I am open to doing this in 1 or more steps. I can either do the conversion at the same time I create the DataFrame, or I can create the DataFrame and restructure it with the newly created column. Knowing how to do this both ways would be the most helpful for me.
I would eventually like the index to be value of concatenating the values in the first 3 columns.
Upvotes: 8
Views: 18762
Reputation: 70552
If you're using read_csv
to import your text file, there is an index_col
argument that you can pass a list of column names or numbers to.
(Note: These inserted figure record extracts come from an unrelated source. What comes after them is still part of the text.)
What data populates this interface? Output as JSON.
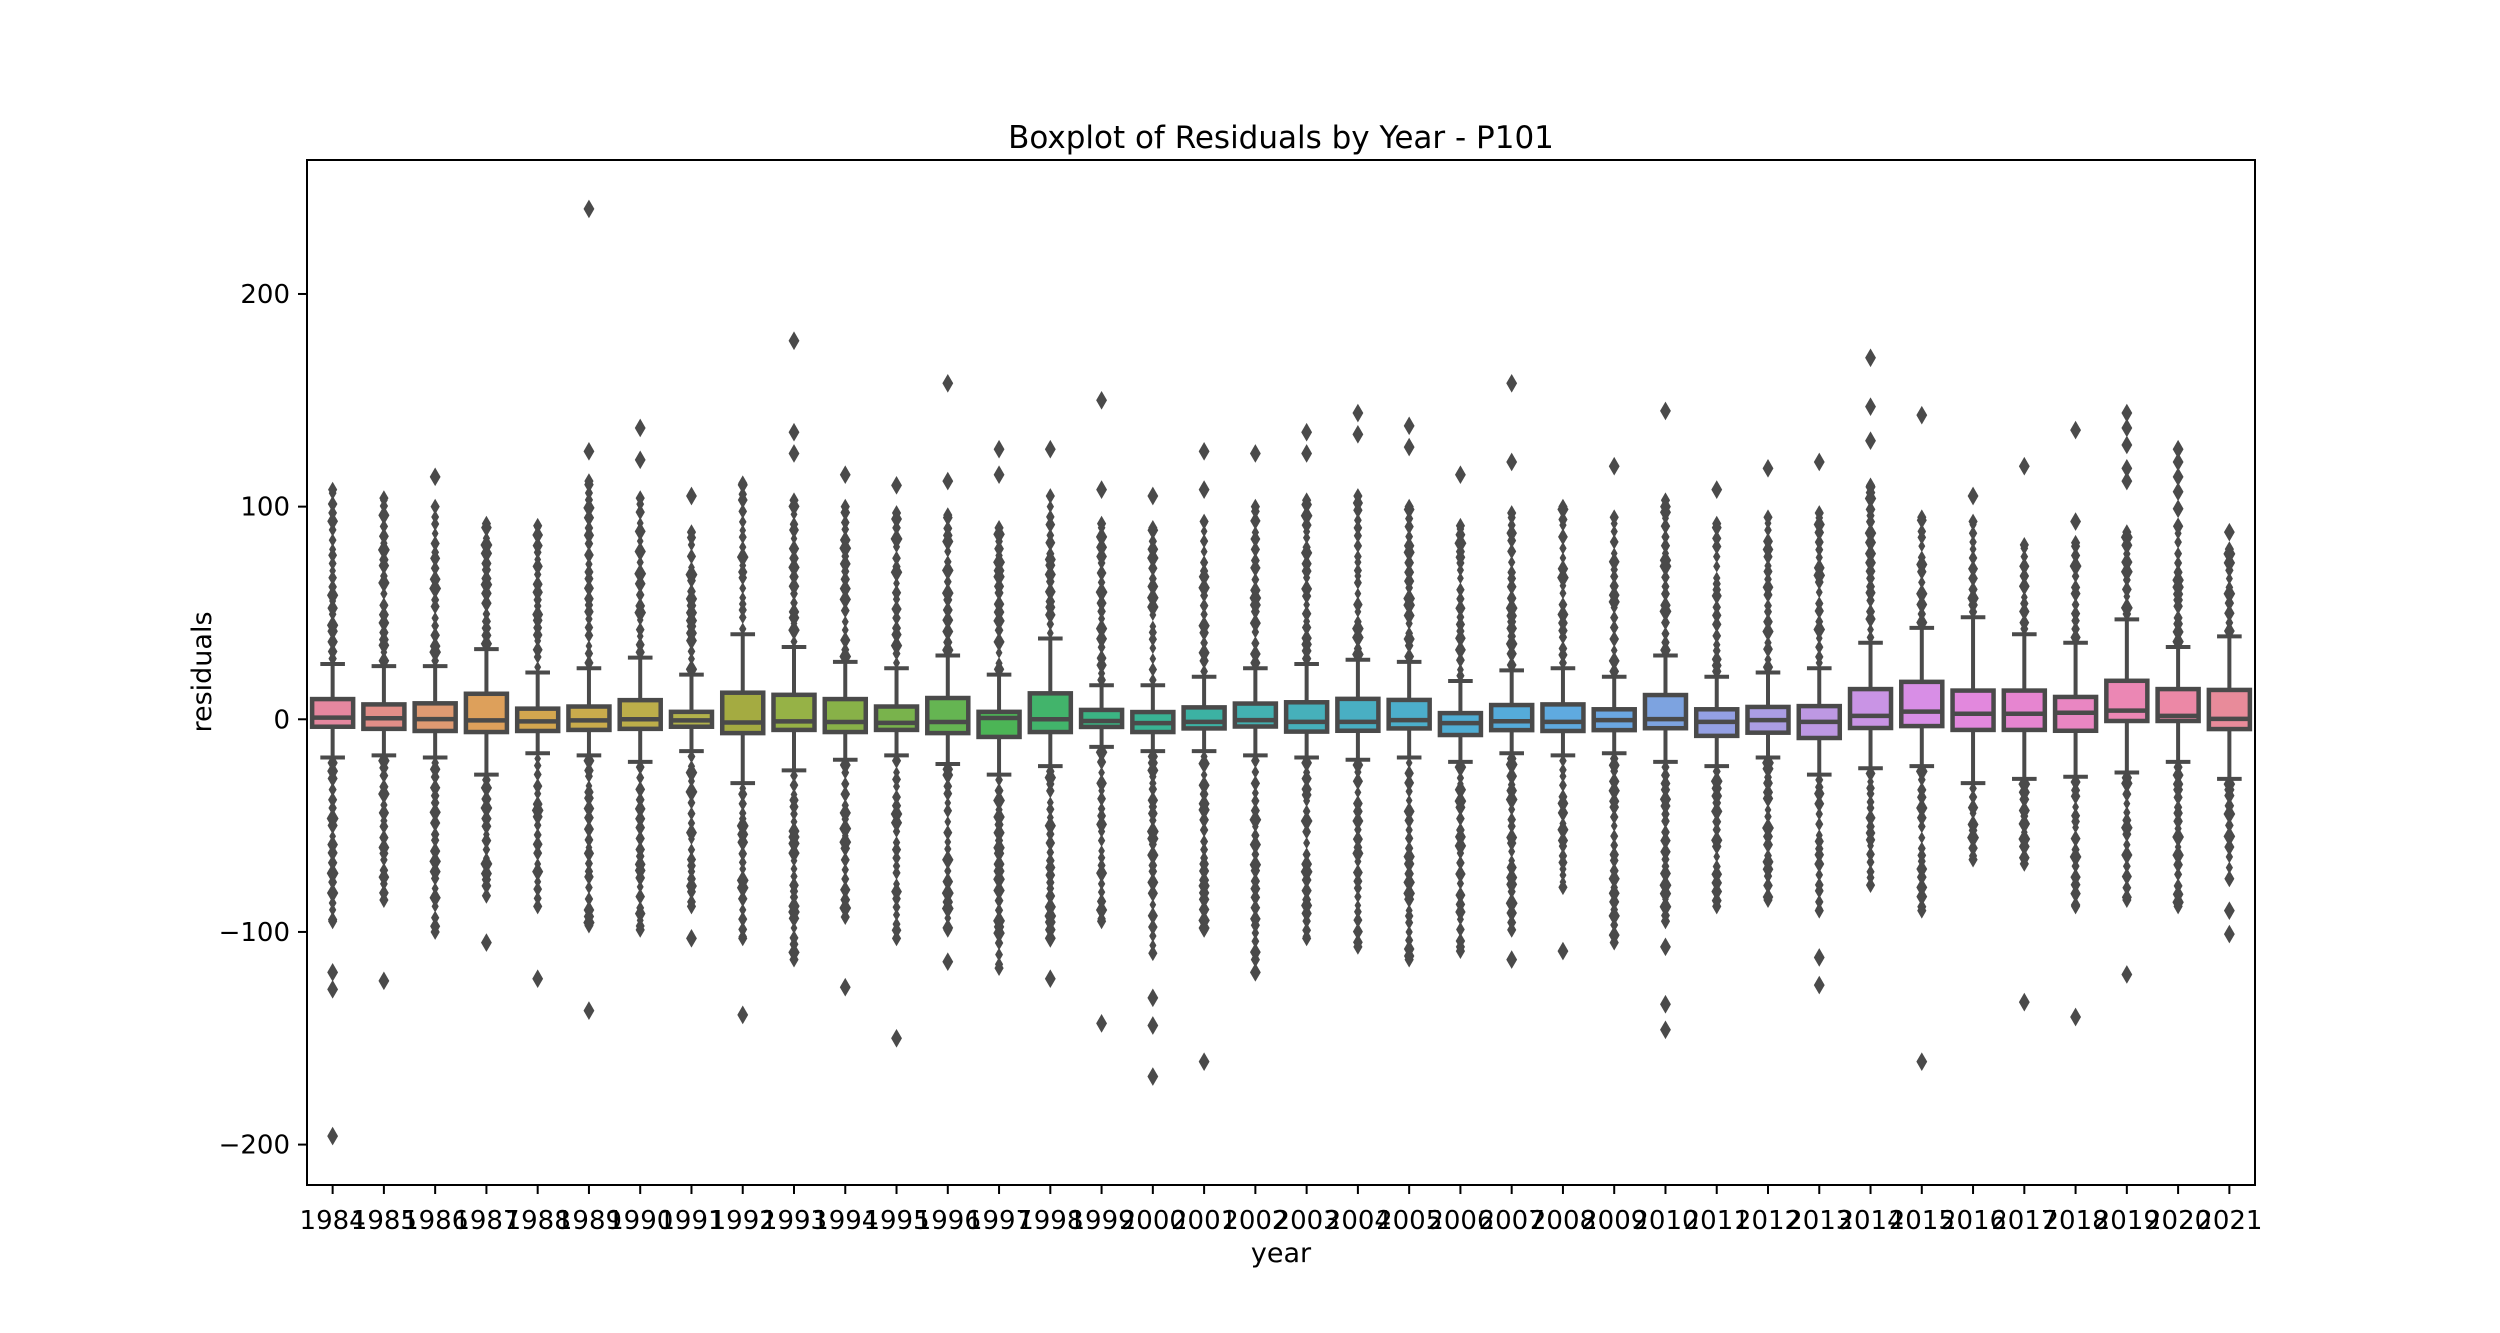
{
  "chart_data": {
    "type": "box",
    "title": "Boxplot of Residuals by Year - P101",
    "xlabel": "year",
    "ylabel": "residuals",
    "ylim": [
      -219,
      263
    ],
    "yticks": [
      -200,
      -100,
      0,
      100,
      200
    ],
    "grid": false,
    "legend": "none",
    "flier_marker": "thin-diamond",
    "box_edge_color": "#4a4a4a",
    "flier_color": "#4a4a4a",
    "series": [
      {
        "year": "1984",
        "color": "#e5879f",
        "q3": 9.5,
        "median": 0.8,
        "q1": -3.5,
        "whisker_high": 26,
        "whisker_low": -18,
        "outlier_dense_high": 108,
        "outlier_extreme_high": [],
        "outlier_dense_low": -95,
        "outlier_extreme_low": [
          -119,
          -127,
          -196
        ]
      },
      {
        "year": "1985",
        "color": "#e28e88",
        "q3": 7.0,
        "median": 0.5,
        "q1": -4.5,
        "whisker_high": 25,
        "whisker_low": -17,
        "outlier_dense_high": 104,
        "outlier_extreme_high": [],
        "outlier_dense_low": -85,
        "outlier_extreme_low": [
          -123
        ]
      },
      {
        "year": "1986",
        "color": "#df9a72",
        "q3": 7.5,
        "median": 0.1,
        "q1": -5.5,
        "whisker_high": 25,
        "whisker_low": -18,
        "outlier_dense_high": 100,
        "outlier_extreme_high": [
          114
        ],
        "outlier_dense_low": -100,
        "outlier_extreme_low": []
      },
      {
        "year": "1987",
        "color": "#dda05b",
        "q3": 12.0,
        "median": -0.5,
        "q1": -6.0,
        "whisker_high": 33,
        "whisker_low": -26,
        "outlier_dense_high": 92,
        "outlier_extreme_high": [],
        "outlier_dense_low": -83,
        "outlier_extreme_low": [
          -105
        ]
      },
      {
        "year": "1988",
        "color": "#d3a64f",
        "q3": 5.0,
        "median": -1.0,
        "q1": -5.5,
        "whisker_high": 22,
        "whisker_low": -16,
        "outlier_dense_high": 91,
        "outlier_extreme_high": [],
        "outlier_dense_low": -88,
        "outlier_extreme_low": [
          -122
        ]
      },
      {
        "year": "1989",
        "color": "#c9ab4c",
        "q3": 6.0,
        "median": -0.5,
        "q1": -5.0,
        "whisker_high": 24,
        "whisker_low": -17,
        "outlier_dense_high": 112,
        "outlier_extreme_high": [
          126,
          240
        ],
        "outlier_dense_low": -97,
        "outlier_extreme_low": [
          -137
        ]
      },
      {
        "year": "1990",
        "color": "#bcae4a",
        "q3": 9.0,
        "median": 0.0,
        "q1": -4.5,
        "whisker_high": 29,
        "whisker_low": -20,
        "outlier_dense_high": 104,
        "outlier_extreme_high": [
          122,
          137
        ],
        "outlier_dense_low": -99,
        "outlier_extreme_low": []
      },
      {
        "year": "1991",
        "color": "#b1b14b",
        "q3": 3.5,
        "median": -0.5,
        "q1": -3.5,
        "whisker_high": 21,
        "whisker_low": -15,
        "outlier_dense_high": 88,
        "outlier_extreme_high": [
          105
        ],
        "outlier_dense_low": -88,
        "outlier_extreme_low": [
          -103
        ]
      },
      {
        "year": "1992",
        "color": "#a4ab41",
        "q3": 12.5,
        "median": -1.5,
        "q1": -6.5,
        "whisker_high": 40,
        "whisker_low": -30,
        "outlier_dense_high": 111,
        "outlier_extreme_high": [],
        "outlier_dense_low": -103,
        "outlier_extreme_low": [
          -139
        ]
      },
      {
        "year": "1993",
        "color": "#96b246",
        "q3": 11.5,
        "median": -1.0,
        "q1": -5.0,
        "whisker_high": 34,
        "whisker_low": -24,
        "outlier_dense_high": 103,
        "outlier_extreme_high": [
          125,
          135,
          178
        ],
        "outlier_dense_low": -113,
        "outlier_extreme_low": []
      },
      {
        "year": "1994",
        "color": "#88b148",
        "q3": 9.5,
        "median": -1.3,
        "q1": -6.0,
        "whisker_high": 27,
        "whisker_low": -19,
        "outlier_dense_high": 100,
        "outlier_extreme_high": [
          115
        ],
        "outlier_dense_low": -93,
        "outlier_extreme_low": [
          -126
        ]
      },
      {
        "year": "1995",
        "color": "#79b34c",
        "q3": 6.0,
        "median": -1.7,
        "q1": -5.0,
        "whisker_high": 24,
        "whisker_low": -17,
        "outlier_dense_high": 97,
        "outlier_extreme_high": [
          110
        ],
        "outlier_dense_low": -103,
        "outlier_extreme_low": [
          -150
        ]
      },
      {
        "year": "1996",
        "color": "#65b552",
        "q3": 10.0,
        "median": -1.3,
        "q1": -6.5,
        "whisker_high": 30,
        "whisker_low": -21,
        "outlier_dense_high": 96,
        "outlier_extreme_high": [
          112,
          158
        ],
        "outlier_dense_low": -99,
        "outlier_extreme_low": [
          -114
        ]
      },
      {
        "year": "1997",
        "color": "#4cb556",
        "q3": 3.5,
        "median": 0.6,
        "q1": -8.3,
        "whisker_high": 21,
        "whisker_low": -26,
        "outlier_dense_high": 90,
        "outlier_extreme_high": [
          115,
          127
        ],
        "outlier_dense_low": -117,
        "outlier_extreme_low": []
      },
      {
        "year": "1998",
        "color": "#42b46b",
        "q3": 12.2,
        "median": 0.0,
        "q1": -6.0,
        "whisker_high": 38,
        "whisker_low": -22,
        "outlier_dense_high": 105,
        "outlier_extreme_high": [
          127
        ],
        "outlier_dense_low": -103,
        "outlier_extreme_low": [
          -122
        ]
      },
      {
        "year": "1999",
        "color": "#3bb483",
        "q3": 4.4,
        "median": -0.8,
        "q1": -3.6,
        "whisker_high": 16,
        "whisker_low": -13,
        "outlier_dense_high": 92,
        "outlier_extreme_high": [
          108,
          150
        ],
        "outlier_dense_low": -95,
        "outlier_extreme_low": [
          -143
        ]
      },
      {
        "year": "2000",
        "color": "#39b394",
        "q3": 3.4,
        "median": -1.8,
        "q1": -6.0,
        "whisker_high": 16,
        "whisker_low": -15,
        "outlier_dense_high": 90,
        "outlier_extreme_high": [
          105
        ],
        "outlier_dense_low": -110,
        "outlier_extreme_low": [
          -131,
          -144,
          -168
        ]
      },
      {
        "year": "2001",
        "color": "#3cb2a3",
        "q3": 5.6,
        "median": -1.2,
        "q1": -4.3,
        "whisker_high": 20,
        "whisker_low": -15,
        "outlier_dense_high": 93,
        "outlier_extreme_high": [
          108,
          126
        ],
        "outlier_dense_low": -99,
        "outlier_extreme_low": [
          -161
        ]
      },
      {
        "year": "2002",
        "color": "#43b1b1",
        "q3": 7.4,
        "median": -0.4,
        "q1": -3.4,
        "whisker_high": 24,
        "whisker_low": -17,
        "outlier_dense_high": 100,
        "outlier_extreme_high": [
          125
        ],
        "outlier_dense_low": -113,
        "outlier_extreme_low": [
          -119
        ]
      },
      {
        "year": "2003",
        "color": "#46b0bb",
        "q3": 8.0,
        "median": -1.2,
        "q1": -5.8,
        "whisker_high": 26,
        "whisker_low": -18,
        "outlier_dense_high": 103,
        "outlier_extreme_high": [
          125,
          135
        ],
        "outlier_dense_low": -103,
        "outlier_extreme_low": []
      },
      {
        "year": "2004",
        "color": "#49afc3",
        "q3": 9.6,
        "median": -1.2,
        "q1": -5.4,
        "whisker_high": 28,
        "whisker_low": -19,
        "outlier_dense_high": 105,
        "outlier_extreme_high": [
          134,
          144
        ],
        "outlier_dense_low": -107,
        "outlier_extreme_low": []
      },
      {
        "year": "2005",
        "color": "#4caecb",
        "q3": 9.1,
        "median": -0.4,
        "q1": -4.3,
        "whisker_high": 27,
        "whisker_low": -18,
        "outlier_dense_high": 100,
        "outlier_extreme_high": [
          128,
          138
        ],
        "outlier_dense_low": -113,
        "outlier_extreme_low": []
      },
      {
        "year": "2006",
        "color": "#4fadd3",
        "q3": 2.9,
        "median": -1.8,
        "q1": -7.4,
        "whisker_high": 18,
        "whisker_low": -20,
        "outlier_dense_high": 91,
        "outlier_extreme_high": [
          115
        ],
        "outlier_dense_low": -109,
        "outlier_extreme_low": []
      },
      {
        "year": "2007",
        "color": "#55abda",
        "q3": 6.7,
        "median": -0.9,
        "q1": -5.1,
        "whisker_high": 23,
        "whisker_low": -16,
        "outlier_dense_high": 97,
        "outlier_extreme_high": [
          121,
          158
        ],
        "outlier_dense_low": -99,
        "outlier_extreme_low": [
          -113
        ]
      },
      {
        "year": "2008",
        "color": "#5faae0",
        "q3": 7.0,
        "median": -1.2,
        "q1": -5.5,
        "whisker_high": 24,
        "whisker_low": -17,
        "outlier_dense_high": 100,
        "outlier_extreme_high": [],
        "outlier_dense_low": -79,
        "outlier_extreme_low": [
          -109
        ]
      },
      {
        "year": "2009",
        "color": "#6ba7e2",
        "q3": 4.7,
        "median": -0.4,
        "q1": -5.1,
        "whisker_high": 20,
        "whisker_low": -16,
        "outlier_dense_high": 95,
        "outlier_extreme_high": [
          119
        ],
        "outlier_dense_low": -105,
        "outlier_extreme_low": []
      },
      {
        "year": "2010",
        "color": "#7da3e0",
        "q3": 11.4,
        "median": 0.1,
        "q1": -4.2,
        "whisker_high": 30,
        "whisker_low": -20,
        "outlier_dense_high": 103,
        "outlier_extreme_high": [
          145
        ],
        "outlier_dense_low": -95,
        "outlier_extreme_low": [
          -107,
          -134,
          -146
        ]
      },
      {
        "year": "2011",
        "color": "#94a0e4",
        "q3": 4.7,
        "median": -1.2,
        "q1": -7.8,
        "whisker_high": 20,
        "whisker_low": -22,
        "outlier_dense_high": 92,
        "outlier_extreme_high": [
          108
        ],
        "outlier_dense_low": -88,
        "outlier_extreme_low": []
      },
      {
        "year": "2012",
        "color": "#ab9de3",
        "q3": 5.8,
        "median": -0.4,
        "q1": -6.3,
        "whisker_high": 22,
        "whisker_low": -18,
        "outlier_dense_high": 95,
        "outlier_extreme_high": [
          118
        ],
        "outlier_dense_low": -85,
        "outlier_extreme_low": []
      },
      {
        "year": "2013",
        "color": "#bd98e3",
        "q3": 6.2,
        "median": -1.2,
        "q1": -8.8,
        "whisker_high": 24,
        "whisker_low": -26,
        "outlier_dense_high": 97,
        "outlier_extreme_high": [
          121
        ],
        "outlier_dense_low": -90,
        "outlier_extreme_low": [
          -112,
          -125
        ]
      },
      {
        "year": "2014",
        "color": "#c994e5",
        "q3": 14.2,
        "median": 1.6,
        "q1": -4.1,
        "whisker_high": 36,
        "whisker_low": -23,
        "outlier_dense_high": 110,
        "outlier_extreme_high": [
          131,
          147,
          170
        ],
        "outlier_dense_low": -78,
        "outlier_extreme_low": []
      },
      {
        "year": "2015",
        "color": "#d88ee6",
        "q3": 17.6,
        "median": 3.6,
        "q1": -3.2,
        "whisker_high": 43,
        "whisker_low": -22,
        "outlier_dense_high": 95,
        "outlier_extreme_high": [
          143
        ],
        "outlier_dense_low": -90,
        "outlier_extreme_low": [
          -161
        ]
      },
      {
        "year": "2016",
        "color": "#e288dd",
        "q3": 13.5,
        "median": 2.6,
        "q1": -5.0,
        "whisker_high": 48,
        "whisker_low": -30,
        "outlier_dense_high": 93,
        "outlier_extreme_high": [
          105
        ],
        "outlier_dense_low": -66,
        "outlier_extreme_low": []
      },
      {
        "year": "2017",
        "color": "#e685d0",
        "q3": 13.5,
        "median": 2.6,
        "q1": -5.0,
        "whisker_high": 40,
        "whisker_low": -28,
        "outlier_dense_high": 82,
        "outlier_extreme_high": [
          119
        ],
        "outlier_dense_low": -68,
        "outlier_extreme_low": [
          -133
        ]
      },
      {
        "year": "2018",
        "color": "#e986c2",
        "q3": 10.5,
        "median": 3.1,
        "q1": -5.4,
        "whisker_high": 36,
        "whisker_low": -27,
        "outlier_dense_high": 83,
        "outlier_extreme_high": [
          93,
          136
        ],
        "outlier_dense_low": -88,
        "outlier_extreme_low": [
          -140
        ]
      },
      {
        "year": "2019",
        "color": "#eb87b4",
        "q3": 18.1,
        "median": 4.1,
        "q1": -0.8,
        "whisker_high": 47,
        "whisker_low": -25,
        "outlier_dense_high": 88,
        "outlier_extreme_high": [
          112,
          118,
          129,
          137,
          144
        ],
        "outlier_dense_low": -85,
        "outlier_extreme_low": [
          -120
        ]
      },
      {
        "year": "2020",
        "color": "#ec88a6",
        "q3": 14.2,
        "median": 1.6,
        "q1": -0.8,
        "whisker_high": 34,
        "whisker_low": -20,
        "outlier_dense_high": 91,
        "outlier_extreme_high": [
          99,
          107,
          114,
          121,
          127
        ],
        "outlier_dense_low": -88,
        "outlier_extreme_low": []
      },
      {
        "year": "2021",
        "color": "#e88b9a",
        "q3": 13.8,
        "median": 0.2,
        "q1": -4.6,
        "whisker_high": 39,
        "whisker_low": -28,
        "outlier_dense_high": 80,
        "outlier_extreme_high": [
          88
        ],
        "outlier_dense_low": -75,
        "outlier_extreme_low": [
          -90,
          -101
        ]
      }
    ]
  }
}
This will end up creating a MultiIndex
- I'm not sure if that suits your application.
If you want to explicitly concatenate your index together (assuming that they are strings), it seems you can do so with the +
operator. (Warning, untested code ahead)
df['concatenated'] = df['year'] + df['month']
df.set_index('concatenated')
Upvotes: 1
Reputation: 139172
If your columns consist of strings, you can just use the +
operator (addition in the context of strings is to concatenate them in python, and pandas follows this):
In [1]: import pandas as pd
In [2]: df = pd.DataFrame({'year':['2012', '2012'], 'month':['01', '02']})
In [3]: df
Out[3]:
month year
0 01 2012
1 02 2012
In [4]: df['concatenated'] = df['year'] + df['month']
In [5]: df
Out[5]:
month year concatenated
0 01 2012 201201
1 02 2012 201202
And then, if this column is created, you can just use set_index
to change the index
In [6]: df = df.set_index('concatenated')
In [7]: df
Out[7]:
month year
concatenated
201201 01 2012
201202 02 2012
Note that pd.concat
is not to 'concat'enate strings but to concatenate series/dataframes, so to add columns or rows of different dataframes or series together into one dataframe (not several rows/columns into one row/column). See http://pandas.pydata.org/pandas-docs/dev/merging.html for an extensive explanation of this.
Upvotes: 14